Is Jonathan Wilde Based on an Actual Lawman? Did He Capture Dick Turpin in Real Life?

In Apple TV+’s historical comedy series ‘The Completely Made-Up Adventures of Dick Turpin,’ Jonathan Wilde is a “thief-taker general” who tries to capture Dick Turpin and lead the highwayman to the gallows. Wilde turns against Turpin when the latter decides against paying 95% of what he robs to the former for staying away from the bad books of law. Turpin’s decision makes him Wilde’s main target as the General sets out to exact his vengeance on the robber. Wilde is based on a real person. Even though he was on both sides of the law, he wasn’t really a lawman in an official capacity!

The Life of Jonathan Wilde

Jonathan Wild, also spelled Wilde, was born in Wolverhampton, England, in the 1680s. His life took a turn after getting acquainted with Charles Hitchen, who served as one of the city of London’s top policemen in the 1710s. He approached Wild and offered him an opportunity to become one of his assistants in thief-taking. Possibly since the government rewarded the thief-takers with £40 for a felon, he accepted the offer. After becoming a thief-taker, Wild allegedly took advantage of his position to run a gang of thieves and keep the stolen goods. He also used his authority to lead the officials to the members of his rival gangs.

Image Credit: Wikimedia Commons

The members of Wild’s gang were supposedly forced to remain a part of it. In the early 18th century, selling stolen goods was a dangerous crime. Wild, using his position, “recovered” the stolen goods by keeping it for himself. If the thieves in his gang failed to give him a share of the loot, he apparently threatened to capture them as thieves. Eventually, he built an empire of his own in London. When the thieves who worked for him ceased to be useful, Wild allegedly turned them into the law for the £40 reward, leading them to their execution.

Wild’s downfall began with his inability to control the exploits of arguably the era’s most infamous housebreaker, Jack Sheppard. He also sustained an injury caused by a highwayman named Joseph “Blueskin” Blake. Apparently, both Sheppard and Blueskin worked for Wild previously. He further walked into trouble by performing a jailbreak for one of his gang members. In February 1725, he was arrested for the jailbreak. He was then tried on two indictments of privately stealing 50 yards of lace from Catherine Statham. Despite getting acquitted of the first charge, Wild was convicted on the second, specifically due to the evidence Statham presented before the court.

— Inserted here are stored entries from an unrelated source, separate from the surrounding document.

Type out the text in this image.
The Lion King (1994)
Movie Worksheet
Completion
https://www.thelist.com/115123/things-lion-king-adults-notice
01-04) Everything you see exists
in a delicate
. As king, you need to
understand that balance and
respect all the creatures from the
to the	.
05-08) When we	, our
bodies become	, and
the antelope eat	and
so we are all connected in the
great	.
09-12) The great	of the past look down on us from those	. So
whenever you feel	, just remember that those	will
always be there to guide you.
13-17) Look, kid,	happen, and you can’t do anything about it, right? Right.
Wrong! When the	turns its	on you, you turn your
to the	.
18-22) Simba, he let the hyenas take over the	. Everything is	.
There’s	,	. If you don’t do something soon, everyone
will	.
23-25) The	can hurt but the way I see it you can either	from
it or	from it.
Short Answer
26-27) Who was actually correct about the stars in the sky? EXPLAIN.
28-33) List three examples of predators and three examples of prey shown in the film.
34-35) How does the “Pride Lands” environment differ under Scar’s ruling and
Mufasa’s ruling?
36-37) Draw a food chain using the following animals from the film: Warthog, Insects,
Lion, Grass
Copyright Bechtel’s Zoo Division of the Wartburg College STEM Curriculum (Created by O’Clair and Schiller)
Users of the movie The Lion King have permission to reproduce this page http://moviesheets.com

Wild was then sentenced to death. He reportedly suffered from insanity and gout following the verdict. On the day of his execution, Wild tried to kill himself by drinking a large dose of laudanum, only to vomit it violently. On May 24, 1725, he was hanged in Tyburn, England, with several spectators watching the execution. Even though he was buried in St Pancras Old Church in London, his body was eventually exhumed and sold to the Royal College of Surgeons for dissection. His skeletal remains are on public display in the institution’s Hunterian Museum in London.

The Fictional Conflict Between Wilde and Turpin

Jonathan Wild did not capture Dick Turpin in real life. Furthermore, there aren’t any reports that prove that the thief-taker even pursued Turpin in reality, contrary to the show’s depiction. Wild died in 1725 and Turpin became a member of the Essex gang, also known as the Gregory gang, only in the early 1730s, at least five years after the death of the unofficial lawman. Turpin was arrested in October 1738 upon killing a man’s game cock and threatening to shoot him. After his arrest, the authorities charged him with the theft of three horses. Since horse theft was a capital offense at the time, he was sentenced to death and hanged the following year.

Wild didn’t have anything to do with Turpin’s arrest or execution. The chances of the thief-taker even knowing the highwayman are severely less. Therefore, Wilde pursuing Turpin in the show is seemingly a fictional storyline. Kenton Allen, one of the executive producers of the show, revealed that the narrative of the period comedy is fictitious. “We mined the actual history of Dick Turpin and [changed] just the storylines, really. […] Sometimes we sort of found these jewels and thought, ‘Oh, we can make a story out of that,’” he told The Daily Beast.